JEDDAH — Jasem Albudaiwi, secretary general of the Gulf Cooperation Council (GCC), revealed that the GCC will vigorously pursue to get the Gulf citizens exempted from Schengen visas. “During negotiations in Brussels with the leaders of the European Union, which is scheduled to begin in the second week of Ramadan, I will speak, on behalf of the GCC states, to exempt the Gulf citizens from the regime of Schengen visa. We have a strong file to obtain the exemption, and God willing, we will celebrate this year by obtaining the exemption for the first time,” he said in his interview with the “Mikhyal Ramadan” program, aired on the Saudi Television Channel 1, presented by the broadcaster Abdullah Al-Bandar.

Albudaiwi said that the 44th Doha Summit of the GCC Supreme Council, held in December 2023, approved the unified Gulf visa, which allows the Gulf citizens to enter the six countries. “The GCC is moving in the right direction and we are proud to be in this system, in light of cohesion, and everyone is aware of the importance of economic integration.
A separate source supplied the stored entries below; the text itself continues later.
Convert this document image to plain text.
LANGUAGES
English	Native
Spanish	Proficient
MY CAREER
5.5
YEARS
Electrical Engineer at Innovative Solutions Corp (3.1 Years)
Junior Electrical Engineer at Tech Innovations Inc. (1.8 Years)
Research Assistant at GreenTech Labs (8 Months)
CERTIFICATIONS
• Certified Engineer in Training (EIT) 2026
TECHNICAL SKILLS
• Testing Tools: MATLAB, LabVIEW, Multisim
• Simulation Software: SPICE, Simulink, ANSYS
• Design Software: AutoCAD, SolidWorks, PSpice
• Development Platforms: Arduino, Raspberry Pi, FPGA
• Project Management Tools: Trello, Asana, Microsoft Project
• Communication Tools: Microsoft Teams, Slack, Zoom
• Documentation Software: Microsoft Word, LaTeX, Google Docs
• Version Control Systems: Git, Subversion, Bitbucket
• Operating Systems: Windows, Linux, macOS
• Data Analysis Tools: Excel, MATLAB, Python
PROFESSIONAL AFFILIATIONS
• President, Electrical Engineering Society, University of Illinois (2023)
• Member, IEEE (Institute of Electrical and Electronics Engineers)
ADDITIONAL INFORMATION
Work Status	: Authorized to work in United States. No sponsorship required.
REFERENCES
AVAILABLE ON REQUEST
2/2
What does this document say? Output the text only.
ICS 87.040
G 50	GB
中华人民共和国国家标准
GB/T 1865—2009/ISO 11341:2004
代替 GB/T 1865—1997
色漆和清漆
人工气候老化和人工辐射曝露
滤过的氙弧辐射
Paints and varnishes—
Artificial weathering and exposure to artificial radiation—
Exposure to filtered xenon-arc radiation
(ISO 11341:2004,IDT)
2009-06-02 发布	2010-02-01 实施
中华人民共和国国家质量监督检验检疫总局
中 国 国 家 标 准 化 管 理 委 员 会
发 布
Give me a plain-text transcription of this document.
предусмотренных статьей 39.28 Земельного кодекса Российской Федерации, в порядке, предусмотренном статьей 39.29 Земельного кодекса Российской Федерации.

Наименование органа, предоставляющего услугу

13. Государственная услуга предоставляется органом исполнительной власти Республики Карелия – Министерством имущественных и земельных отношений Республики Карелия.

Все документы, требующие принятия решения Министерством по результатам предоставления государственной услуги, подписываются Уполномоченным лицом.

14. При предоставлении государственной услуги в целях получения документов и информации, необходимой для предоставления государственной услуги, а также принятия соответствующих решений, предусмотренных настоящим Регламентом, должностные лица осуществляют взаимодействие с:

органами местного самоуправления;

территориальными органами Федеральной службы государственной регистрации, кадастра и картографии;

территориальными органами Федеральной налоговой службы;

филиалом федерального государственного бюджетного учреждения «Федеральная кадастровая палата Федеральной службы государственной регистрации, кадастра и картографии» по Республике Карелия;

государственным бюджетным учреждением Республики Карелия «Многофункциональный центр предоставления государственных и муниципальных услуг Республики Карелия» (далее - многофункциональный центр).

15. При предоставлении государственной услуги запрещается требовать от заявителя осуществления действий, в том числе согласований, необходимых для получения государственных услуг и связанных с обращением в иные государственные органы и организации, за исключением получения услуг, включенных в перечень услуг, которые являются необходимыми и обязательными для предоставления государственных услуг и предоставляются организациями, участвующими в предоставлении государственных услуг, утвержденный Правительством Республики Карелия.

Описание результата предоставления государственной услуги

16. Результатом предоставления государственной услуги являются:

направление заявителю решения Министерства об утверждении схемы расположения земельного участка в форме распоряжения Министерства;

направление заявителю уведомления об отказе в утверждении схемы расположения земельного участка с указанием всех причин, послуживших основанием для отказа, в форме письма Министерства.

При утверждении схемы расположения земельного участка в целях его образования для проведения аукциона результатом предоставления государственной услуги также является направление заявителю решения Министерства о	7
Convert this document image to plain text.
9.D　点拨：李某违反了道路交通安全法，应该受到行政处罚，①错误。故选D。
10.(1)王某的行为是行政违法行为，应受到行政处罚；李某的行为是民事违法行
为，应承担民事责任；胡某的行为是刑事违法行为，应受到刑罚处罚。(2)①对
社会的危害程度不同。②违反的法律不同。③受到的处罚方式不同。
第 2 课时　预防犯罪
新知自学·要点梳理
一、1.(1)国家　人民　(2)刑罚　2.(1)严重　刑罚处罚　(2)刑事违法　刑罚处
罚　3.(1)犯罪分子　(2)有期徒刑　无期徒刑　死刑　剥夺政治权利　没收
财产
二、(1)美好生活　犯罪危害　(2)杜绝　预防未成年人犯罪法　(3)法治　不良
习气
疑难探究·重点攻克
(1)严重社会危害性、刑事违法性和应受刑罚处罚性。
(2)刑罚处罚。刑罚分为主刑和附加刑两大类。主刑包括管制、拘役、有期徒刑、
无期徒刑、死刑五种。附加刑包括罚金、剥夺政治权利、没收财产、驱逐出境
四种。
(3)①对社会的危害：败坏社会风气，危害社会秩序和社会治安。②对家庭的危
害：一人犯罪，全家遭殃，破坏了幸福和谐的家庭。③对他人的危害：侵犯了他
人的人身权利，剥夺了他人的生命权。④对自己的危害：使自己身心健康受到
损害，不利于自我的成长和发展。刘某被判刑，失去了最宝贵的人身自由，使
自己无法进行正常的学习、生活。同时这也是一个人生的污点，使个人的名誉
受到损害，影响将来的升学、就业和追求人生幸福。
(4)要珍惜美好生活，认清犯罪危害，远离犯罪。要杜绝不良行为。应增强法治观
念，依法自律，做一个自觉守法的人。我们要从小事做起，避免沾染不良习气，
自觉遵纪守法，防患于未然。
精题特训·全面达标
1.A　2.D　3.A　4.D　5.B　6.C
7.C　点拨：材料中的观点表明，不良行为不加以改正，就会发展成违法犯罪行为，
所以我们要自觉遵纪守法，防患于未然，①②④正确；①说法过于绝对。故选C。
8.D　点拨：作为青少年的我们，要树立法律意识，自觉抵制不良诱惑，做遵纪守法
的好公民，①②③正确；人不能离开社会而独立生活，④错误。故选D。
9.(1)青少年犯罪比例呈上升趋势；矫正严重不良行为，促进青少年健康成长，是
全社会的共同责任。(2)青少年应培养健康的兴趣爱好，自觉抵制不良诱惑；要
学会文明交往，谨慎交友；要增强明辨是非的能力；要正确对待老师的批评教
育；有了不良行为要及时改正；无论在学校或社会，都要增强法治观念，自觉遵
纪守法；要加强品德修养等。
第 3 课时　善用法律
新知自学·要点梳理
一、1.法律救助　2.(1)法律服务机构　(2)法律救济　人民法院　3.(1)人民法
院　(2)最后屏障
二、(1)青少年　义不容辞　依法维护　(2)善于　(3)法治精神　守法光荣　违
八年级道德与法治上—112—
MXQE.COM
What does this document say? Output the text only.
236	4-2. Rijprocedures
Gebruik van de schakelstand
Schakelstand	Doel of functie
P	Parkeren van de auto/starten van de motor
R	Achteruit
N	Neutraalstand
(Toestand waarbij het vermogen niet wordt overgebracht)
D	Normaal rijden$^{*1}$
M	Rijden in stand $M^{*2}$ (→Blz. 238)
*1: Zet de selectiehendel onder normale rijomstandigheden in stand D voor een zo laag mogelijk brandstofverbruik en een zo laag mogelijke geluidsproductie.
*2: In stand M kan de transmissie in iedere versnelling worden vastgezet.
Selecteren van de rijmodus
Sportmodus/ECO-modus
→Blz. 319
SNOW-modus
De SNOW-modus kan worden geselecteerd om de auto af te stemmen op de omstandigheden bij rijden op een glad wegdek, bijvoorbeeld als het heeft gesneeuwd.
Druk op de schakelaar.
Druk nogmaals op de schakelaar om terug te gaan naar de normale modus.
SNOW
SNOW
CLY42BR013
There is wonderful coordination and rapprochement in all political, security-military, and intellectual fields, and with more work, we will reach full economic integration,” he said.

The GCC chief said that the gross national income of the six GCC countries amounted to $2.2 trillion, which means that they are in 9th place in the world. Referring to the inception of the Gulf Cooperation Council, he recalled the statement of former Saudi Foreign Minister Prince Saud Al-Faisal, and his emphasis on the geopolitical challenges facing the GCC countries since the Iran-Iraq war. He talked about the efforts to establish free trade agreements between the GCC countries and many other countries, such as China, Turkey and Pakistan.

Albudaiwi called on the international community to pressure Israel to accept the two-state solution and lift the siege on Gaza. “Israel must realize that the two-state solution is the solution to guarantee its security and peace, and it will not guarantee this except by reaching a real dialogue with the Palestinian side, regardless of the technology and surveillance cameras it uses,” he said.

Responding to his career as ambassador of Kuwait to South Korea, he highlighted the key role he played in the negotiations for the free trade agreement between the two countries, and his strengthening of relations between the two countries. He also recalled that the Korean parliament nominated him to receive an annual award for the best ambassador.

Albudaiwi spoke about his participation in the issue of exempting Kuwaiti nationals from the Schengen visa in the European Union. He acknowledged the role of the late Abdulaziz Al-Sudairi, son of the former Kuwaiti ambassador, in his entry into the world of politics, as he had experience in analysis by virtue of his doctoral studies in political science, until he became the spokesman for Kuwait in the American state of Utah. “At one time, during the Iraqi invasion of Kuwait, Al-Sudairi impersonated me and spoke to an American channel, and began speaking in my name to confirm my presence there, and he was credited with introducing me to American society.”

Al-Budaiwi stressed that the Kuwaitis will not forget Saudi Arabia and its brothers’ stand with them during the 1990 invasion. “May God bestow upon us the grace of liberation with the help of our brothers in the Gulf Cooperation Council states. They did not fall short with us, and the event is the greatest evidence of our importance, our interconnectedness, and the integration of the Gulf States,” he said.

The GCC chief also spoke about his stint at the Kuwait News Agency, and his appointment as a diplomatic attaché in the Ministry of Foreign Affairs, where he became very close to Sheikh Salem Sabah Al-Salem, and worked in the office of the Minister of Foreign Affairs, in charge of the media wing.

Al-Budaiwi pointed out that he moved between embassies in several countries, including the United States of America, where he witnessed the terror attacks of September 11.